So i have a program that reads json, flattens it and dumps csv:
所以我有一个程序,读取json,展平它并转储csv:
import json
import unicodecsv as csv
import sys
import glob
import os
from flatten_json import flatten_json
def createcolumnheadings(cols):
#create column headings
columns = cols.keys()
columns = list( set( columns ) )
return columns
doOnce=True
path=os.chdir(sys.argv[1])
for f in glob.glob("smallR.txt"):
fName=os.path.splitext(f)[0]
out_file= open( 'csv/' + fName+'.csv', 'wb' )
csv_w = csv.writer( out_file, delimiter="\t", encoding='utf-8' )
with open(f, 'r') as handle:
for line in handle:
data = json.loads(line)
flatdata =flatten_json(data)
if doOnce:
columns=createcolumnheadings(flatdata)
columns.insert(0,'racism')
csv_w.writerow( columns)
doOnce=False
flatdata['racism']= 0
csv_w.writerow(flatdata.get(x, u'') for x in columns)
This works OK, with one problem. My program just takes the column headings from the first line in smallR.txt (plus it adds a 'Racism' column).
这有效,有一个问题。我的程序只从smallR.txt中的第一行获取列标题(加上它添加了一个'Racism'列)。
Some of the latter data (smallR.txt here) has different columns. This results in output not quite right, see small.csv here.
后面的一些数据(此处为smallR.txt)具有不同的列。这导致输出不太正确,请参见small.csv。
Is there an easy way to adapt my program to handle new column headings found on later lines?

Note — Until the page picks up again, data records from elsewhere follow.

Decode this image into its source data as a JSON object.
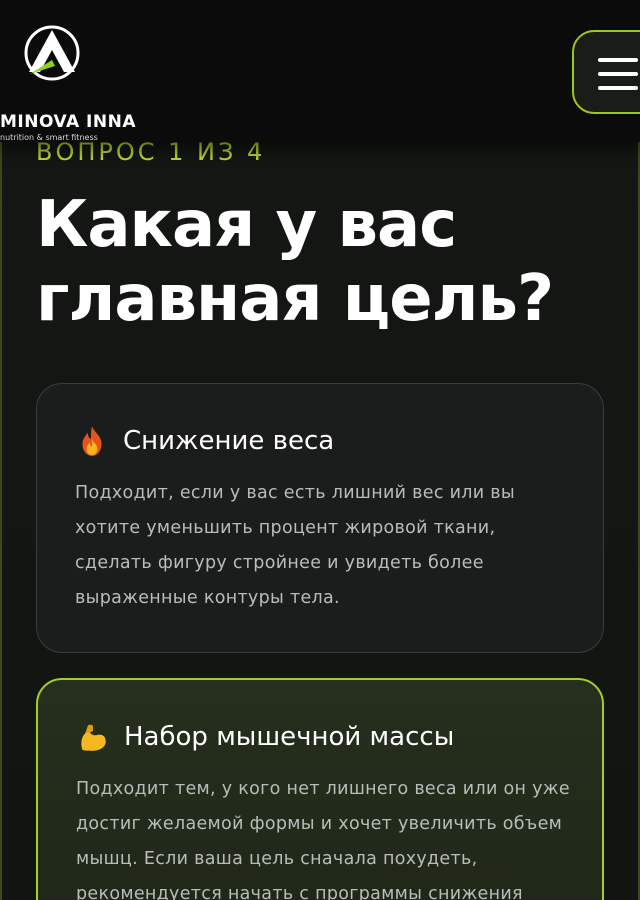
{
  "header": {
    "logo": {
      "title": "MINOVA INNA",
      "subtitle": "nutrition & smart fitness"
    },
    "menu_icon": "hamburger-menu-icon",
    "accent_color": "#9bc81e"
  },
  "quiz": {
    "step_label": "ВОПРОС 1 ИЗ 4",
    "question": "Какая у вас главная цель?",
    "options": [
      {
        "icon": "fire-icon",
        "title": "Снижение веса",
        "description": "Подходит, если у вас есть лишний вес или вы хотите уменьшить процент жировой ткани, сделать фигуру стройнее и увидеть более выраженные контуры тела.",
        "selected": false
      },
      {
        "icon": "flexed-bicep-icon",
        "title": "Набор мышечной массы",
        "description": "Подходит тем, у кого нет лишнего веса или он уже достиг желаемой формы и хочет увеличить объем мышц. Если ваша цель сначала похудеть, рекомендуется начать с программы снижения",
        "selected": true
      }
    ]
  }
}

是否有一种简单的方法来调整我的程序来处理后续行中的新列标题?
1 个解决方案
#1
1
In that case you need to scan the whole file first, in order to get all the possible columns:
在这种情况下,您需要先扫描整个文件,以获取所有可能的列:
with open(f, 'r') as handle:
data = [json.loads(line) for line in handle]
columns = ['racism'] + list({k for entry in data for k in entry.keys()})
csv_w.writerow(columns)
for entry in entries:
csv_w.writerow(entry.get(c, '') for c in columns)
This loads all data in memory. If this is not acceptable to you, you might read the file twice: one to get the columns, another to read and write:
这会将所有数据加载到内存中。如果你不接受这个,你可能会读两次文件:一个用于获取列,另一个用于读写:
with open(f, 'r') as handle:
columns = ['racism'] + list({k for line in handle for k in json.load(line).keys()})
csv_w.write(columns)
with open(f, 'r') as handle:
for line in handle:
entry = json.loads(line)
csv_w.write(entry.get(c, '') for c in columns)
The flatten_json function definition is missing so I can only guess what it does.
缺少flatten_json函数定义,因此我只能猜测它的作用。
#1
1
In that case you need to scan the whole file first, in order to get all the possible columns:
在这种情况下,您需要先扫描整个文件,以获取所有可能的列:
with open(f, 'r') as handle:
data = [json.loads(line) for line in handle]
columns = ['racism'] + list({k for entry in data for k in entry.keys()})
csv_w.writerow(columns)
for entry in entries:
csv_w.writerow(entry.get(c, '') for c in columns)
This loads all data in memory. If this is not acceptable to you, you might read the file twice: one to get the columns, another to read and write:
这会将所有数据加载到内存中。如果你不接受这个,你可能会读两次文件:一个用于获取列,另一个用于读写:
with open(f, 'r') as handle:
columns = ['racism'] + list({k for line in handle for k in json.load(line).keys()})
csv_w.write(columns)
with open(f, 'r') as handle:
for line in handle:
entry = json.loads(line)
csv_w.write(entry.get(c, '') for c in columns)
The flatten_json function definition is missing so I can only guess what it does.
缺少flatten_json函数定义,因此我只能猜测它的作用。